Сегодня утром оба писали. Статья Л. в «Нью-Стейтсмен» читается очень хорошо. <…> Пишет при свете свечи, вставленной в блюдце. Л. отправился в библиотеку, я — гулять с Максом по берегу реки. Прогулки не получилось: сначала он украл кость, потом у меня спустилась подвязка, потом он ввязался в драку, и ему прокусили ухо. Как же я счастлива, подумалось, без всего того, что когда-то считала необходимым условием счастья. Долго говорила об этом с Л. А еще — о том, что осмыслены лишь те человеческие творения, которые доставляют творцу счастье. Мои собственные сочинения так мне нравятся лишь потому, что я люблю писать, и абсолютно равнодушна к тому, что про них скажут. Чтобы отыскать на дне морском эти жемчужины, нырять приходится на немыслимую глубину — но они того стоят.
Вторник, 19 января
Л. подавлен — сегодня утром заявил, что не в состоянии работать. Передалась его меланхолия и мне. Меланхолия и на улице: холодно, серо. Сегодня днем ходили в Ричмондский парк: все деревья черные, небо нависло над Лондоном, но красок по-прежнему много, отчего сегодня, по-моему, еще красивее, чем в ясные дни. Олени сливаются с папоротником. Но Л., повторяю, пребывает в меланхолии. Остается только одно: взять свои слова назад и сказать то, что я действительно думаю. Писать романы — плохая привычка, она искажает жизнь. После того как я совершенно искренно целых пять минут расхваливала сочинения Л., он сказал: «Перестань», и я перестала, и говорить стало не о чем. Его подавленность я объясняю неуверенностью в своих литературных способностях, в том, что он вообще может стать писателем; человек он практического склада, а потому его меланхолия куда глубже напускной меланхолии таких сомневающихся в себе людей, как Литтон {725}, сэр Лесли и я.
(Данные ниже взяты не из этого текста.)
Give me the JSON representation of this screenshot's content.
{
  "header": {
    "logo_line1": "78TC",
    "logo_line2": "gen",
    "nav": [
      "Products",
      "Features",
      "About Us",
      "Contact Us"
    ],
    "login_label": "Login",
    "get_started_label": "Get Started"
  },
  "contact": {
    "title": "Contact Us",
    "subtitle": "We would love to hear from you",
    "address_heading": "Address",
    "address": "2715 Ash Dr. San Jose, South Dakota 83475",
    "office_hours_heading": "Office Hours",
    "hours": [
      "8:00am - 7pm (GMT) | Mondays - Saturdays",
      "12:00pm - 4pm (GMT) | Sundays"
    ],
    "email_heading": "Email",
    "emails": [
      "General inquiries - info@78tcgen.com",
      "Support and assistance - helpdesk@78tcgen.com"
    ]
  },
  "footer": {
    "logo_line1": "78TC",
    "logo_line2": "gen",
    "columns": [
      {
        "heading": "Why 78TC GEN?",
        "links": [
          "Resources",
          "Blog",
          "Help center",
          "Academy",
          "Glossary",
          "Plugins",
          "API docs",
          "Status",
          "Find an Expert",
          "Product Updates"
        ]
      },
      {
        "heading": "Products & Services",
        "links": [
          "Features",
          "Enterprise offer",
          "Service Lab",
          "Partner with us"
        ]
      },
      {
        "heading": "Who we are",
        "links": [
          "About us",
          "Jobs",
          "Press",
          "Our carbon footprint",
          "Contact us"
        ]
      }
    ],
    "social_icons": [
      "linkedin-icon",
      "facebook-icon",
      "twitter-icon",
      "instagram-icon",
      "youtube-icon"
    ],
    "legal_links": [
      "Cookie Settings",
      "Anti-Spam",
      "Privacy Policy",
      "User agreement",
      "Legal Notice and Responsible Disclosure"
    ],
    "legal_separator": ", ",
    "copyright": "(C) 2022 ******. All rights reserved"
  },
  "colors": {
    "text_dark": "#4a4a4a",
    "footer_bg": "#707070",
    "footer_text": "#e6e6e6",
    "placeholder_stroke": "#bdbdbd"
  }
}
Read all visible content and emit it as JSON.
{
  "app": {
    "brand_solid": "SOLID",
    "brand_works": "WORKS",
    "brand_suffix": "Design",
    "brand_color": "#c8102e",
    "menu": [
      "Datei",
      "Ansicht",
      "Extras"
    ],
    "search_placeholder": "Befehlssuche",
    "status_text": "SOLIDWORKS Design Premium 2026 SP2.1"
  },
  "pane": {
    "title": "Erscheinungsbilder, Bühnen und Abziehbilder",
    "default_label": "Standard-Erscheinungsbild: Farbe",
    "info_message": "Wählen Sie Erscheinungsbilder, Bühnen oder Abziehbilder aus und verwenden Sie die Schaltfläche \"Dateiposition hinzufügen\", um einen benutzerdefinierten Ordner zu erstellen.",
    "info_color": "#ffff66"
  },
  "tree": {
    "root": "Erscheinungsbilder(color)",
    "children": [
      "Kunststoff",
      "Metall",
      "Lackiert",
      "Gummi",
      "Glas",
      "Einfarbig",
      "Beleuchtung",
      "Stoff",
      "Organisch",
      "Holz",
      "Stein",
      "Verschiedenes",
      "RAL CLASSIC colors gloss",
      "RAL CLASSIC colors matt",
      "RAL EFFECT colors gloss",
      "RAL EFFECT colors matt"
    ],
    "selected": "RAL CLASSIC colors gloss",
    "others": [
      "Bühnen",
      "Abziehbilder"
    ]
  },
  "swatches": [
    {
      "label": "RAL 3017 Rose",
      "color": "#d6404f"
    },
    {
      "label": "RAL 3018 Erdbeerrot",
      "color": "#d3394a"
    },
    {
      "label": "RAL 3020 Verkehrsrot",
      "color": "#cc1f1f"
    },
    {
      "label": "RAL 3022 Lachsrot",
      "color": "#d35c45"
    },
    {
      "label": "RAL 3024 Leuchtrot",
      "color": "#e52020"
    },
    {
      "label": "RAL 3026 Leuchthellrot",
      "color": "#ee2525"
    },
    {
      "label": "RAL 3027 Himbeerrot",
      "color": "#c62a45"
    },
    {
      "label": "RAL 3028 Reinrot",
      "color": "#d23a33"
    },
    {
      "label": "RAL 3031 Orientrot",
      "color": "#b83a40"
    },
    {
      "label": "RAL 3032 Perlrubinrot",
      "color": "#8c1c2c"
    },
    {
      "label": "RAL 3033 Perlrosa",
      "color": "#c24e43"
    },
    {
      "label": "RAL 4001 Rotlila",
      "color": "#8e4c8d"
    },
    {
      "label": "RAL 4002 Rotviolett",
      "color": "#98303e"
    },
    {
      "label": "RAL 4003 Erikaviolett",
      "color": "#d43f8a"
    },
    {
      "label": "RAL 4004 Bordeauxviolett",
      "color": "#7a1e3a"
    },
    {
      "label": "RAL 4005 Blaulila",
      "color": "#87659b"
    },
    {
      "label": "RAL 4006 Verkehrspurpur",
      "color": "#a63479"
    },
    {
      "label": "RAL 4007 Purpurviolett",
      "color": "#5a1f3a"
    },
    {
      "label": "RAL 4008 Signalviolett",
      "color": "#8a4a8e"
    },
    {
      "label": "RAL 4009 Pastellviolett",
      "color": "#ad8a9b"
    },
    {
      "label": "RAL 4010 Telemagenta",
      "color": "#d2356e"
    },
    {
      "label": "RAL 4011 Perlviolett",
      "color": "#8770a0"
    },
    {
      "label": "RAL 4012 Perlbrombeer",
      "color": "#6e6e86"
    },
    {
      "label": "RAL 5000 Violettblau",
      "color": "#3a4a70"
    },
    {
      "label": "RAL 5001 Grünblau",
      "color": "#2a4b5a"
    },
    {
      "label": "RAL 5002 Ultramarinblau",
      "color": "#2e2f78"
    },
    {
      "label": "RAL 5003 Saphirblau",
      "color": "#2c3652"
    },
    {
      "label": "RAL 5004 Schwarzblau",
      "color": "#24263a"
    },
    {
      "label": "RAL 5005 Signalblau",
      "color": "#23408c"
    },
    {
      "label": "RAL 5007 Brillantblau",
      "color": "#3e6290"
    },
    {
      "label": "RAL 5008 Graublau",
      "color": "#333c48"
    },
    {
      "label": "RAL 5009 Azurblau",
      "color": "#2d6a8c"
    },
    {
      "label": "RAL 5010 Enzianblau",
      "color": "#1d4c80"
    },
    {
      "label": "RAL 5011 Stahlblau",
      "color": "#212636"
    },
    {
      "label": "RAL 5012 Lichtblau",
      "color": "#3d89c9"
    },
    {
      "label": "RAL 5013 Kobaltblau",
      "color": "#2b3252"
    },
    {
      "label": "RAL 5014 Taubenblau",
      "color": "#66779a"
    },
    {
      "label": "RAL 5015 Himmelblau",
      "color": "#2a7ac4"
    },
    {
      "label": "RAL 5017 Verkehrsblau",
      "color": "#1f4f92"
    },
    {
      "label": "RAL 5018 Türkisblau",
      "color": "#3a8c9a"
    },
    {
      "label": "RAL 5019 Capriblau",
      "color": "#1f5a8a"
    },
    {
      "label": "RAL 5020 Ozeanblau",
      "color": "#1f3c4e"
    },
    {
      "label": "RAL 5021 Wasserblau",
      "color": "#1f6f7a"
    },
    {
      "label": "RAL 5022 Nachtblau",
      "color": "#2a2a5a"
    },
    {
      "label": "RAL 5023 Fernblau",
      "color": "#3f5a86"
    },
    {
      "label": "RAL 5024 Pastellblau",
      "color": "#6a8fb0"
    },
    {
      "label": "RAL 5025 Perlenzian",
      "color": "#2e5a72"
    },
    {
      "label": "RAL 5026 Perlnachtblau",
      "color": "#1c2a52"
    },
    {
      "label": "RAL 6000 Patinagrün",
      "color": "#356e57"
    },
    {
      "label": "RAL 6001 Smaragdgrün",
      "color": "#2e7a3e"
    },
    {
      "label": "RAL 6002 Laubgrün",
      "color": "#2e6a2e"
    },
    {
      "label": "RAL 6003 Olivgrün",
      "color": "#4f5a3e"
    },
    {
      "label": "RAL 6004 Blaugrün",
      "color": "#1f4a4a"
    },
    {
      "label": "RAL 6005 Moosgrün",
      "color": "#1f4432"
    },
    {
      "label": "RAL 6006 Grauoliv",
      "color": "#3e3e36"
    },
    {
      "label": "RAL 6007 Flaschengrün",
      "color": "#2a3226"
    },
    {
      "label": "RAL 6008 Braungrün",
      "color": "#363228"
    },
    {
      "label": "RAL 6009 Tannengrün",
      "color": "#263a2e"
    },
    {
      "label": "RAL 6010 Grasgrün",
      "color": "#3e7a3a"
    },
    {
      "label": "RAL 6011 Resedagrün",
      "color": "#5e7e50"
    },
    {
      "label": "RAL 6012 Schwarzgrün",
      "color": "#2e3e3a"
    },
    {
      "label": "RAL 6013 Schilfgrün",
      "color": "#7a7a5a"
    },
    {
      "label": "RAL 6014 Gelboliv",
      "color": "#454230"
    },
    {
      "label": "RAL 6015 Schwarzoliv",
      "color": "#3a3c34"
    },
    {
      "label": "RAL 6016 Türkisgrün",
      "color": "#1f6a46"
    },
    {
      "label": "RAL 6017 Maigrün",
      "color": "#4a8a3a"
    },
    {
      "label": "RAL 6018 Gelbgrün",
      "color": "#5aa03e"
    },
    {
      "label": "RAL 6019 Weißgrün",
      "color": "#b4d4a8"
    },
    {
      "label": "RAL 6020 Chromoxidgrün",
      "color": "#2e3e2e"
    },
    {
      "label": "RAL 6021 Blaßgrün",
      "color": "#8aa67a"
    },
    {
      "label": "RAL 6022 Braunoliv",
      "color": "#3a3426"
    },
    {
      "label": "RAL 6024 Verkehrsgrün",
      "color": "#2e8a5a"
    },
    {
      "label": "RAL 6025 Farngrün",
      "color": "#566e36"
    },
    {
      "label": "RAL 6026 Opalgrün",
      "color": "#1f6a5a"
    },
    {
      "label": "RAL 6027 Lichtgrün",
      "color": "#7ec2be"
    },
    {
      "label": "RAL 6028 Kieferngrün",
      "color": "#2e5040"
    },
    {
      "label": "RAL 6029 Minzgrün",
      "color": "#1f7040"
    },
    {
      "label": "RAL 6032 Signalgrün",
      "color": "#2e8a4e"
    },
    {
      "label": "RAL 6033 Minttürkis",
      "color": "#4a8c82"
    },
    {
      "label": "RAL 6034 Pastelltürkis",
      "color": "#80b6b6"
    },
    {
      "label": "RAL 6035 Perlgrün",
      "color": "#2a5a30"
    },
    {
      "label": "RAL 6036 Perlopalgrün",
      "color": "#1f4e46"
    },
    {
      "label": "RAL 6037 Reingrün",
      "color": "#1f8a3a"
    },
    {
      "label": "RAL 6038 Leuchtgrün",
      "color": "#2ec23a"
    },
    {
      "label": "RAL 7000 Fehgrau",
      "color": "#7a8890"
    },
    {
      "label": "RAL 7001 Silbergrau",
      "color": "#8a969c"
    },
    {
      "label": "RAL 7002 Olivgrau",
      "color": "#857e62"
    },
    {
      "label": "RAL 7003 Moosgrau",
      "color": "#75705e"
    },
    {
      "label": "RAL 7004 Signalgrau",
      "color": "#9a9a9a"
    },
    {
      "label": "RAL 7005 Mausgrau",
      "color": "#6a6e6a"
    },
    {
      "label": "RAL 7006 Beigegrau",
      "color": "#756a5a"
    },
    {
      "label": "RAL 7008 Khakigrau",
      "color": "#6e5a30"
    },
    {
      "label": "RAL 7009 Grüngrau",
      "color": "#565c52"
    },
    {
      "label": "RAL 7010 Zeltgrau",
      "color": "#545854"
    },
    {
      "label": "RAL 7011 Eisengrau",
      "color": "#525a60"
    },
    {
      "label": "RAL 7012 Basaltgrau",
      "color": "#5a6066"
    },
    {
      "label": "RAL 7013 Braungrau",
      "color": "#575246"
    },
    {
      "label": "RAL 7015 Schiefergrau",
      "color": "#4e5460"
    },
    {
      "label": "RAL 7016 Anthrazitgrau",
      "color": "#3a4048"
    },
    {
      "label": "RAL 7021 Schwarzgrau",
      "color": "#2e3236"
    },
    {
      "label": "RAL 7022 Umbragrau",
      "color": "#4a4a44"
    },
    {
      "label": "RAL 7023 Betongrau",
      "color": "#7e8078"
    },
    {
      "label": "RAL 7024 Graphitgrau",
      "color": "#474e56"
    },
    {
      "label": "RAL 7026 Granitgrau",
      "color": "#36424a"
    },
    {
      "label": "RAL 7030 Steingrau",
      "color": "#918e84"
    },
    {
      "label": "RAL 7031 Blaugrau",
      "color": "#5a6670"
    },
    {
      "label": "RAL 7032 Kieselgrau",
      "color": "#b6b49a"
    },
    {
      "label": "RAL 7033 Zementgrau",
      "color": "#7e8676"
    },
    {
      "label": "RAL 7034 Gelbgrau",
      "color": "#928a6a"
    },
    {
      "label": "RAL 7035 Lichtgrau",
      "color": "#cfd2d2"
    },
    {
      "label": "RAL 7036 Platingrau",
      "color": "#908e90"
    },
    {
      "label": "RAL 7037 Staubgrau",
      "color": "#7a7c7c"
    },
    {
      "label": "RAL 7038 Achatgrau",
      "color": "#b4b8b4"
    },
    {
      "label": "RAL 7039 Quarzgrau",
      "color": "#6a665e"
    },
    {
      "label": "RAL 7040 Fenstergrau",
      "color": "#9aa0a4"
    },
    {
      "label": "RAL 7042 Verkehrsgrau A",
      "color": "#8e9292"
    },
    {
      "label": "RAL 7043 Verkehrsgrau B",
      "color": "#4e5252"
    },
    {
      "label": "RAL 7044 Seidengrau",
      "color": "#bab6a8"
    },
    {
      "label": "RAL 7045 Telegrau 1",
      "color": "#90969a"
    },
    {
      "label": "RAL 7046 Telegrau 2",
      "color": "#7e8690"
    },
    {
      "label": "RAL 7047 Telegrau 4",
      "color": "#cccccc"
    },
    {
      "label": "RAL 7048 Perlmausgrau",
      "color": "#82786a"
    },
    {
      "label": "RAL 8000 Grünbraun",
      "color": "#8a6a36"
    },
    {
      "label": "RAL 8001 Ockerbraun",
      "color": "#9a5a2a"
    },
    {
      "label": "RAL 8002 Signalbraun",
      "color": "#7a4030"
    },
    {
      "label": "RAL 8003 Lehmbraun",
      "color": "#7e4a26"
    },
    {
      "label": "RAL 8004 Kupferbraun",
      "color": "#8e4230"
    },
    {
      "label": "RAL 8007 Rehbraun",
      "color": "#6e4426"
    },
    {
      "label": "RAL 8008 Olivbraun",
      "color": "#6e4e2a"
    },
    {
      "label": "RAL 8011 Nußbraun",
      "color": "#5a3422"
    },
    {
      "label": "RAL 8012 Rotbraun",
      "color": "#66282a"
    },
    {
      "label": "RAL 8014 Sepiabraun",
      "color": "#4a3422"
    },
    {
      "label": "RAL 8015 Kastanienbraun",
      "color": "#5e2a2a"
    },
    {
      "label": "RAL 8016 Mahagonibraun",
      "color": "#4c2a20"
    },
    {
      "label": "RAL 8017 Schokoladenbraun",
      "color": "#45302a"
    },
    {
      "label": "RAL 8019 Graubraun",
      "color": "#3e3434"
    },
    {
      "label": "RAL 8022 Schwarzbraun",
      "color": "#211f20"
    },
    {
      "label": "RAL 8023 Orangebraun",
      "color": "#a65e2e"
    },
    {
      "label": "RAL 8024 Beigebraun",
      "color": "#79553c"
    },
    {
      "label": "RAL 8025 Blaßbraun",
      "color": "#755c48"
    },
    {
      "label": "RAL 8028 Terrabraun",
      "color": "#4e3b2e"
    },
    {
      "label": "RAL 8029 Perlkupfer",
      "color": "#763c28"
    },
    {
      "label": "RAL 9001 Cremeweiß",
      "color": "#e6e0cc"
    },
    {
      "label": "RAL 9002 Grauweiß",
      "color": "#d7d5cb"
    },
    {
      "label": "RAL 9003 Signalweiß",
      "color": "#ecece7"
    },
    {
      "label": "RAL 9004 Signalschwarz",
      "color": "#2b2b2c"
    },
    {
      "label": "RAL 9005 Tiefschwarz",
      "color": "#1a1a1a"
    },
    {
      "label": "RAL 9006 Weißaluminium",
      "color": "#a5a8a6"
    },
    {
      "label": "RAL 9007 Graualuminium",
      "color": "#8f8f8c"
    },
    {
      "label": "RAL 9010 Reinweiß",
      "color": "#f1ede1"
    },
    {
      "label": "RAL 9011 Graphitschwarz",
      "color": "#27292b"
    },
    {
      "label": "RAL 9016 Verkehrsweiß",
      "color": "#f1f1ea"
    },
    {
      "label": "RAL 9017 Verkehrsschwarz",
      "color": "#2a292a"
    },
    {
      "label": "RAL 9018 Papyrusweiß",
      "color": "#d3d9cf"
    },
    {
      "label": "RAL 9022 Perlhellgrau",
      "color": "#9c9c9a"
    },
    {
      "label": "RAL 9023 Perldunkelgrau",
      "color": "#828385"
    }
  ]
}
Спорить с ним невозможно.
Читаю «Идиота». Стиль очень часто меня раздражает; в то же время в романе чувствуется та же энергия, что и у Скотта, — только Скотт великолепно изображал обыкновенных людей, а Д. создает фантомы с невероятно изысканными мозгами и чудовищными страданиями. Возможно, сходство со Скоттом объясняется вольностью перевода. Одновременно читаю Мишле — продираюсь сквозь жуткое средневековье, и «Жизнь» Фанни Кембл {726}. Вчера в поезде читала «Похищение локона» — выше всяких похвал, почти сверхчеловеческая красота, с трудом верится, что такое вообще может быть написано. Когда-нибудь сочиню книгу под названием «Чудаки», в нее войдут мистер Гроут, леди Эстер Станхоуп, Маргарет Фуллер, герцогиня Ньюкаслская. Тетя Джулия?